У меня ещё в Верхоленске был побочный заработок. Я работал перевозчиком. Дед мой умел делать лодки, и мы кормились. У нас лодка была из кедровых досок сделана. Была конкуренция, паром для одного человека не гоняли, а отпускники, они где-то работали слесарями, приезжали в свои деревни на Куленгу. Они были очень богатые по нашим меркам и могли себе позволить взять лодку. А денег не было на селе, мы их не видели, за сайку мыли фургоны в Лене, нарушая всякие экологические законы, о которых и не знали. Когда сайку несёшь, всё равно кто-то подбежит и куснёт. В деревне не было сахара, но было всё остальное. Голубица без сахара, а мясо любое дикое, например изюбрятина, рыба – ленки, таймени, икра, всё это было. Моя лодка стояла среди 5-6 других. Но она, во-первых, была добротной, к тому же покрашенная. Я был в чистой рубашке (единственной, но постиранной). Свозишь человека – и три рубля старыми деньгами. Гигантская сумма для села. Будущие 30 копеек.

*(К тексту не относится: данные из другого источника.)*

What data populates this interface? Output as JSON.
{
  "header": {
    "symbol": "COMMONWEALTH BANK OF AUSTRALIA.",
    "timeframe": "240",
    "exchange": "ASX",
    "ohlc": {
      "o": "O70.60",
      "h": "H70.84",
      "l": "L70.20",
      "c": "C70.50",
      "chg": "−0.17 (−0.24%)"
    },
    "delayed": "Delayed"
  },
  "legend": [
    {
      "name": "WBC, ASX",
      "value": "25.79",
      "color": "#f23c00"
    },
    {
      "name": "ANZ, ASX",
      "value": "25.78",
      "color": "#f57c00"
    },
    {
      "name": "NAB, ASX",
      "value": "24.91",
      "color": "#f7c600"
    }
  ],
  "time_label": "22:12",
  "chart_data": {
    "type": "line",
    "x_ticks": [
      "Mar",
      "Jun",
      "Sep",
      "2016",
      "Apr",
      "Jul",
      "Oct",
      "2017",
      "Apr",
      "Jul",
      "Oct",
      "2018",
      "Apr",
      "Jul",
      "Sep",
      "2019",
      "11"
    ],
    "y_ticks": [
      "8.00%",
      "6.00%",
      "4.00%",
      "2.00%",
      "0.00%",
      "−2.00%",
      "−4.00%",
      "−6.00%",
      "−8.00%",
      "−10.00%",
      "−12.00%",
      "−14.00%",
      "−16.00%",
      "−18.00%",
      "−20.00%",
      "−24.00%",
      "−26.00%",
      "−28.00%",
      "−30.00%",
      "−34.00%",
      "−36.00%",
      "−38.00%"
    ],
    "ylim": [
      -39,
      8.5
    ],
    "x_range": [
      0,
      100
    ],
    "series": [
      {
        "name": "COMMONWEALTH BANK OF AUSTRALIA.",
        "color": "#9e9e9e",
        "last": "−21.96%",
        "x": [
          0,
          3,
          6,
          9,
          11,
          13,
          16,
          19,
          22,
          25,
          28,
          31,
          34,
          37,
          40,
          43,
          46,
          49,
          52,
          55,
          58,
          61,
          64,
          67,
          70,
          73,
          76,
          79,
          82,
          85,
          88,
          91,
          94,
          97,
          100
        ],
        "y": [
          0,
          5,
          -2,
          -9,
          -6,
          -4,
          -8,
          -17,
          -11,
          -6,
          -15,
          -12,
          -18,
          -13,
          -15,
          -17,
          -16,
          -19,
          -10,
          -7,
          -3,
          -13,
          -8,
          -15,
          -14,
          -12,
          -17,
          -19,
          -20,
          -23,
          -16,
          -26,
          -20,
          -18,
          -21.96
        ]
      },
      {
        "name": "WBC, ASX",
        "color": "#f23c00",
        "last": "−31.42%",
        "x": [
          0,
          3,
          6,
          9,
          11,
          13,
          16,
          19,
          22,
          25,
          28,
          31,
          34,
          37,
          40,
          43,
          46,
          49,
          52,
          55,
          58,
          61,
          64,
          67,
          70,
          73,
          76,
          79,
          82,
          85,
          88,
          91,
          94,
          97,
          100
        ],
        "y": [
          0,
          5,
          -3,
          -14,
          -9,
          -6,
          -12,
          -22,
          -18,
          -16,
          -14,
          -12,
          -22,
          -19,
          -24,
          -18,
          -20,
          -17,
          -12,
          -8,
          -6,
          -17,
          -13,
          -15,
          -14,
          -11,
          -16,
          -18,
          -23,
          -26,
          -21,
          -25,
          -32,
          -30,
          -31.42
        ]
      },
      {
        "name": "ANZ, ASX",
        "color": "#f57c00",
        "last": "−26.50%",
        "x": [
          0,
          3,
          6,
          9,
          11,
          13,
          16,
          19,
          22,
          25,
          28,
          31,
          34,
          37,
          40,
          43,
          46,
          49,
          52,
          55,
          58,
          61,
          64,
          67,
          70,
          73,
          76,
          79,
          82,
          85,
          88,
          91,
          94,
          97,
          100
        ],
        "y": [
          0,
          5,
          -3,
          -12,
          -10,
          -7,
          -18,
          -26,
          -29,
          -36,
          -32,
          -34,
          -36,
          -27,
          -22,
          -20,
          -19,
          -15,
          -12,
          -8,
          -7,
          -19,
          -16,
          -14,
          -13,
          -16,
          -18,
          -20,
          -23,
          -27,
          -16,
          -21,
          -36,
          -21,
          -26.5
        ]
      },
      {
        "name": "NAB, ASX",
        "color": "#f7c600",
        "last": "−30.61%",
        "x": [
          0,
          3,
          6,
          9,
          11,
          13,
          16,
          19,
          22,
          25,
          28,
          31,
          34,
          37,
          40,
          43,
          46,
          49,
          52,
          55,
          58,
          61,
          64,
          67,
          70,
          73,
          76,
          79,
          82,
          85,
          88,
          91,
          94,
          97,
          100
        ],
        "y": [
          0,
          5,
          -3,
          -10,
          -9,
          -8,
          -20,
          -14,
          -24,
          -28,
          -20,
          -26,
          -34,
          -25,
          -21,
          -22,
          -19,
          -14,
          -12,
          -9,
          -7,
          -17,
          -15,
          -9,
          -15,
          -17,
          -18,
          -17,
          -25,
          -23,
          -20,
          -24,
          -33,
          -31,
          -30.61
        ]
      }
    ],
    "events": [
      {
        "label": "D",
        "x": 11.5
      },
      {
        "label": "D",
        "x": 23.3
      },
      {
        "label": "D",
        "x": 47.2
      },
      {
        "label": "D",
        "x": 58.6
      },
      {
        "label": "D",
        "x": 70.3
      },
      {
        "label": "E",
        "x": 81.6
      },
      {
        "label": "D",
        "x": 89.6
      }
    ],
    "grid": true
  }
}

– Ты поступаешь в Иргосун. А себя-то видел историком или филологом?

– Ты знаешь, историком я себя не видел, а филологом был точно.

– Почему вдруг филологом? Ты что, хотел уже быть писателем, поэтом? Я с трудом могу понять, как сельский мальчик вдруг может для себя сформулировать: хочу быть филологом. Как он может понимать, что такое филолог?

– Моё детство – это жизнь сироты, который в четыре года знал: дяденьки подходят – один тебя пнёт, другой – тебе даст. Летом, чтобы никому не мешать, я жил на повети (поветь – это сеновал так назывался на Лене). И вот я там жил, и прямо в мою поветь смотрела наша церковь, Верхоленский собор.

– Закрытый был собор?

– Нет, он ещё до 1956 года работал. Потом, когда Хрущёв пришёл, прикончил его. И вот просыпался я от того, что ласточки залетали в окно.

– Но в церковь не ходил, бабушка не водила в церковь?

– Нет-нет, там все кругом атеисты, и сейчас-то если две-три молельщицы есть. Бабушка доила коров, у меня была баночка, привязанная сверху, с повети. Услышав первые струи молока (уже в четыре утра вставал на стрёме), я спускал ей баночку, и она мне наливала парного молока. Потому что, если позже туда придёшь, на нашу ораву не хватало. И читал…

– А откуда книжки в деревне, библиотека была?

– Мы жили напротив сельского клуба, там была прекрасная библиотека. И я в 12 лет прочитал всего Джека Лондона. Я всё время с книгой везде был. И фотографии детские с книгами. Чтение мне восполняло то, чего я не имел, – любовь матери, любовь отца. К 14 годам я многое-многое прочитал. Я, к сожалению, не обладаю той памятью, которая нужна. А в нашем доме собирались бабки петь ленские песни. Света не было, была керосиновая лампа – семилинейка, я до сих пор её вижу. Старухи собирались, никаких лучин не было, и пели – то совсем старое, то про Колчака и про гражданскую войну. А я ещё в школе начал писать стихи.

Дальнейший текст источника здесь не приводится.